THE VALUE OF A NEIGHBOUR’S VIEW
Keywords:property industry, building plan, obstruct the view, adjoining property, market value
The recent judgment of the Supreme Court of Appeal in Paola v Jeeva NO (2004 1 SA 396 (SCA)) has caused quite a stir in the property industry. The court ruled that in terms of section 7(1)(b)(ii)(aa)(ccc) of the National Building Regulations and Building Standards Act 103 of 1977 a local authority cannot approve a building plan if the proposed building would obstruct the view from an adjoining property to such an extent that the obstruction would in fact derogate from the market value of the latter property. Some property practitioners have interpreted the judgment to mean that a municipality is now prohibited from approving the building plan relating to the construction of any building if the proposed development would impair the view from an adjoining property. Many believe that
“the logical conclusion of the … decision is that he who first develops his property may be able to prevent his neighbours from developing their properties in similar fashion, to any extent that it detracts from his view”.

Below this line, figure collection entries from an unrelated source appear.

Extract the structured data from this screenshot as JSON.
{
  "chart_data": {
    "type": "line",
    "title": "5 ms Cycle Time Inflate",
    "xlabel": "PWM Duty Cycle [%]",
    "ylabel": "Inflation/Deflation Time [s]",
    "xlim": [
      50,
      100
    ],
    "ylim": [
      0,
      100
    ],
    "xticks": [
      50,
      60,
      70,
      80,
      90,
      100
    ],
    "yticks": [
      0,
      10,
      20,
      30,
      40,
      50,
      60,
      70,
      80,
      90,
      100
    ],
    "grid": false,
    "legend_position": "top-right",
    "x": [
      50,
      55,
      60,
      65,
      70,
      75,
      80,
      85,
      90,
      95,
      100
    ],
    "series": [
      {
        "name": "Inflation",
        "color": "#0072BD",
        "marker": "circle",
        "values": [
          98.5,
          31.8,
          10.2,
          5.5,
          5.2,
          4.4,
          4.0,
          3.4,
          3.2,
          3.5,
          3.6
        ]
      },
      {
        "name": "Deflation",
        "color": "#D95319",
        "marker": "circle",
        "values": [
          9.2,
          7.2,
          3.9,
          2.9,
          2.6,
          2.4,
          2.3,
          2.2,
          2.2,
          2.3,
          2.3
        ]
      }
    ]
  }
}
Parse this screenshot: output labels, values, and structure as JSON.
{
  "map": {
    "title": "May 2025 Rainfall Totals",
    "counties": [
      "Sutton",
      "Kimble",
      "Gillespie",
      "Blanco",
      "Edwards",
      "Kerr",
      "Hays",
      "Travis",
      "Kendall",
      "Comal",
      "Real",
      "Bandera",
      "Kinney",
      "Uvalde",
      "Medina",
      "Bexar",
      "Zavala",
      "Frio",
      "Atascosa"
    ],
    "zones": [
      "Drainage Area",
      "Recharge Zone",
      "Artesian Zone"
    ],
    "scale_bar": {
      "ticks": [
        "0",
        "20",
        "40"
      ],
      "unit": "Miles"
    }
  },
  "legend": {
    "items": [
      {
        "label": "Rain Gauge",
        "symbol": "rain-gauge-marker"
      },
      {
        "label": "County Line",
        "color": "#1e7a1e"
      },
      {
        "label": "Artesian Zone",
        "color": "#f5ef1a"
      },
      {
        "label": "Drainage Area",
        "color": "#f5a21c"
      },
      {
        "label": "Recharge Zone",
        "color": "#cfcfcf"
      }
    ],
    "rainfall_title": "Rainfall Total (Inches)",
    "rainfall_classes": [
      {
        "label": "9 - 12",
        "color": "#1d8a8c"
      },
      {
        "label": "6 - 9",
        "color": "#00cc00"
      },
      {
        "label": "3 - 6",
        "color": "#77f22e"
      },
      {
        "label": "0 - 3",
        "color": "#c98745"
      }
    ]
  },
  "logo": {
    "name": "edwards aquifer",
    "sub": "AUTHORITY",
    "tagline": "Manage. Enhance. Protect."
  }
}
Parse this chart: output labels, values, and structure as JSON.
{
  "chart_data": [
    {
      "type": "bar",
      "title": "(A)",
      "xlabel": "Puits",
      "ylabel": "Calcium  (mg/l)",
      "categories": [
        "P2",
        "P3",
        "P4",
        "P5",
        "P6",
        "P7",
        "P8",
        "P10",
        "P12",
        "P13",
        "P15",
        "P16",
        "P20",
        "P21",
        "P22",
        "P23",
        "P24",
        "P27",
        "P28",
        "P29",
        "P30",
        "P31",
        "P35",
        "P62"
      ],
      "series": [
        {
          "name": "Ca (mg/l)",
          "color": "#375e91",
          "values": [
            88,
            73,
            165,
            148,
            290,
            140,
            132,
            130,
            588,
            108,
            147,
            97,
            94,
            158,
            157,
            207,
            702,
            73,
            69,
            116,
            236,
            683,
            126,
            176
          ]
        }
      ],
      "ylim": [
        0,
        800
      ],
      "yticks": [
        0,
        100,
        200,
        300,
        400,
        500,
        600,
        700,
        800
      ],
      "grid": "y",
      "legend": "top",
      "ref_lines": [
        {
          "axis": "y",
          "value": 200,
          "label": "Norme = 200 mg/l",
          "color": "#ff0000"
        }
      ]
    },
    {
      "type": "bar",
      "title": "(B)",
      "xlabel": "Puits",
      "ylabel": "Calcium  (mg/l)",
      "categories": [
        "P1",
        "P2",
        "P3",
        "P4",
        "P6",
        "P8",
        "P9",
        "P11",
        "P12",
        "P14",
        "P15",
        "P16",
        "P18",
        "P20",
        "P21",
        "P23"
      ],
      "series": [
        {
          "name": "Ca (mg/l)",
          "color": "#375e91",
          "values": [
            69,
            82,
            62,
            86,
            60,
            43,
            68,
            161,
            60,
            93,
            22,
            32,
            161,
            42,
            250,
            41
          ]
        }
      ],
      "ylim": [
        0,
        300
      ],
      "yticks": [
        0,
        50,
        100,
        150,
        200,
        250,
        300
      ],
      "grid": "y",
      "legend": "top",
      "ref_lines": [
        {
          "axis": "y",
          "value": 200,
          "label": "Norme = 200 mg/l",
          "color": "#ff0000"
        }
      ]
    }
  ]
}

Based on this interpretation of the judgment, owners of vacant land in coastal resorts whose view is currently obstructed by an existing building may rightfully fear that they will be forced to live with this given the position that they cannot build a double storey to obtain some view if by doing so they would, in turn, obstruct the view from an adjoining property. In fact, this belief has prompted some estate agents to advise sellers of vacant land that since they cannot erect a building obstructing their neighbour‟s view, the value of their properties has been diminished substantially, hence they should lower their asking price. Against this background it is perhaps not surprising that it has been suggested that the judgment “cannot be a correct interpretation of the relevant section” and that the Supreme Court of Appeal “needs to reconsider its broad-brush approach to the meaning of value … and in any event that the legislature needs to amend the section to ensure that it is interpreted sensibly”.
The purpose of this note is to place the Supreme Court of Appeal's judgment in proper perspective. It is submitted that the decision is perfectly correct and, properly interpreted, does not support any of the aforesaid contentions.